George Joseph Herriman was an American cartoonist best known for the comic strip Krazy Kat. His work has been a primary influence on cartoonists such as Will Eisner, Charles M. Schulz, Robert Crumb, Art Spiegelman, Bill Watterson, and Chris Ware. He was born in New Orleans, Louisiana, to mixed-race Creole parents.

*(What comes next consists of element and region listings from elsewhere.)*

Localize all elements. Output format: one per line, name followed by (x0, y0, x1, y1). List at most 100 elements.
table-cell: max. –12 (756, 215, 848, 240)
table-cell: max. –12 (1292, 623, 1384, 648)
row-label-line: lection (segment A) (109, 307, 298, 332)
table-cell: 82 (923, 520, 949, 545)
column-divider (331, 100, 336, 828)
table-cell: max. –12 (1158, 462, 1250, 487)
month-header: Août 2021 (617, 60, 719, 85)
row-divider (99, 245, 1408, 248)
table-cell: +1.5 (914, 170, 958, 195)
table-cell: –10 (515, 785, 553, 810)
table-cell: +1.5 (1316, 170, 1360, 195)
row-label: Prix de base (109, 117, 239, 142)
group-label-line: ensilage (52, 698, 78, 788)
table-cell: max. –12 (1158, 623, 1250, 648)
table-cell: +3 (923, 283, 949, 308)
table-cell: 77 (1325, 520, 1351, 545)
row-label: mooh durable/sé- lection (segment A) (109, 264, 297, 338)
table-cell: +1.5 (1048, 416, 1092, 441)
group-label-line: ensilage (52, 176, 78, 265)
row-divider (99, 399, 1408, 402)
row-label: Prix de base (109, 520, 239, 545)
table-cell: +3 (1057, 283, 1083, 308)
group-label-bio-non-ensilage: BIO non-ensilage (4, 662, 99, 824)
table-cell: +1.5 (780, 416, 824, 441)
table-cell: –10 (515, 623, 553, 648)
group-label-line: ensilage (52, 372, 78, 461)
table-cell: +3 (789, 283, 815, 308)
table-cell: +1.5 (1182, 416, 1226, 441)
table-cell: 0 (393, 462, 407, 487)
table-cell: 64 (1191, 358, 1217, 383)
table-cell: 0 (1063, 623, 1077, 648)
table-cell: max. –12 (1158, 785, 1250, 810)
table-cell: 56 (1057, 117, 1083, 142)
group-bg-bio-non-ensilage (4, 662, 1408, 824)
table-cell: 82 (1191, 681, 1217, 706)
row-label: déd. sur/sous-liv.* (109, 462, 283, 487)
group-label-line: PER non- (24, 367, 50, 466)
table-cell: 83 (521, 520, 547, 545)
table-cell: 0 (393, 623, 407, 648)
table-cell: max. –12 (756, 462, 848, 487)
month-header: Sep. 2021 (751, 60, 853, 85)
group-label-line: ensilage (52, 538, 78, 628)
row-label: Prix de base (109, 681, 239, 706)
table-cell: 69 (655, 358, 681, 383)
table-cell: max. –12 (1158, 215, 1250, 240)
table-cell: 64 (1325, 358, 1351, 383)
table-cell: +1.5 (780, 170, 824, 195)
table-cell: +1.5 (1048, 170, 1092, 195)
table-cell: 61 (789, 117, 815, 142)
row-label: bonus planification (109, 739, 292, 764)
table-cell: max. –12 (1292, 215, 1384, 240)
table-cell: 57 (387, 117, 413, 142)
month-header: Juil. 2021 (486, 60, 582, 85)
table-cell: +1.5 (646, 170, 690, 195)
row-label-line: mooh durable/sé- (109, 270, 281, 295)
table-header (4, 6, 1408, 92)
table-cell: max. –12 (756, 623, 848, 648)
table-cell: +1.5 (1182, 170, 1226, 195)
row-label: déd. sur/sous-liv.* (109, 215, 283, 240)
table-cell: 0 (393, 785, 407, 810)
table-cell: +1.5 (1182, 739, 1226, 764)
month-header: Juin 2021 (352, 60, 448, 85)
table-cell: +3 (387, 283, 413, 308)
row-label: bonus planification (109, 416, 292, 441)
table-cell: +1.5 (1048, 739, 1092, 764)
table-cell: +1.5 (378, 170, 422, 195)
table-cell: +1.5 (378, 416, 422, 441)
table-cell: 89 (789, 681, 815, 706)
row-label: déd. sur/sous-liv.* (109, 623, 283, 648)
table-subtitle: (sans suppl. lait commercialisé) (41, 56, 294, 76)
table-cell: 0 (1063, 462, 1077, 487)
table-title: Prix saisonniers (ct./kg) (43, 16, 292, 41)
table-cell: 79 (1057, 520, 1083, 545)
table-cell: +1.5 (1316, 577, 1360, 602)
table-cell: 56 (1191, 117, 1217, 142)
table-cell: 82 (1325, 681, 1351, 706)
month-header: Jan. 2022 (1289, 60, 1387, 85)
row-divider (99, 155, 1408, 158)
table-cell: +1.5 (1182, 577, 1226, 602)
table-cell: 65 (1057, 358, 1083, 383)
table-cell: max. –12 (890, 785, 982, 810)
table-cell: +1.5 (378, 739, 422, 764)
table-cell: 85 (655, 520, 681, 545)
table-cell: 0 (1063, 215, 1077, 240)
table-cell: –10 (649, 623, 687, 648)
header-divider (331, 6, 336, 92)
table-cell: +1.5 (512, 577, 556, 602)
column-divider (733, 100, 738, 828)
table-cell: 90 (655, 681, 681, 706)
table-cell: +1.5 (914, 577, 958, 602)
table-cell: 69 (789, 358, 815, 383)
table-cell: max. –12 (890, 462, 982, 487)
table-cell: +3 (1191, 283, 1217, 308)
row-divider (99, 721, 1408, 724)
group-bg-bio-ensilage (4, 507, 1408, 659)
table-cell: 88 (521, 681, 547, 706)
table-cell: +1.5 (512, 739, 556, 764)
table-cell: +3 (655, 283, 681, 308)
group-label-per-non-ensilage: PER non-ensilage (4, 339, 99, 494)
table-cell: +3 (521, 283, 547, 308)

About George Herriman in brief

His father worked there as a tailor. His paternal grandfather, George HerrimAn Sr., owned a tailor shop on Royal Street in New York City. His maternal grandmother was born in Havana, Cuba. His parents were George Sheriman, Jr. and Clara Morel Herrimans, born in Iberville, and his father attended the St. Augustine Catholic Church in New New Orleans’ Tremé neighborhood. He lived most of his life in LA, but made frequent visits to Monument Valley and the Enchanted Mesa in Coconino County, where he drew the strip. When he was 20, Hisriman snuck aboard a freight train bound for New York, hoping his chances as an artist would be better there. After he graduated from high school in 1897, he worked in the newspaper industry as an illustrator and engraver. He moved on to cartooning and comic strips and drew a variety of strips until he introduced his most famous character, K crazy Kat, in his strip The Dingbat Family in 1910. The strip was published in one of the Pulitzer chain of newspapers on a non-contract, one-shot basis, and on a continuing basis in the North American Syndicate’s first comic supplement in the 1921 issue of The New York Sun. His last strip was in the 1931 issue of Tribute to the Greats.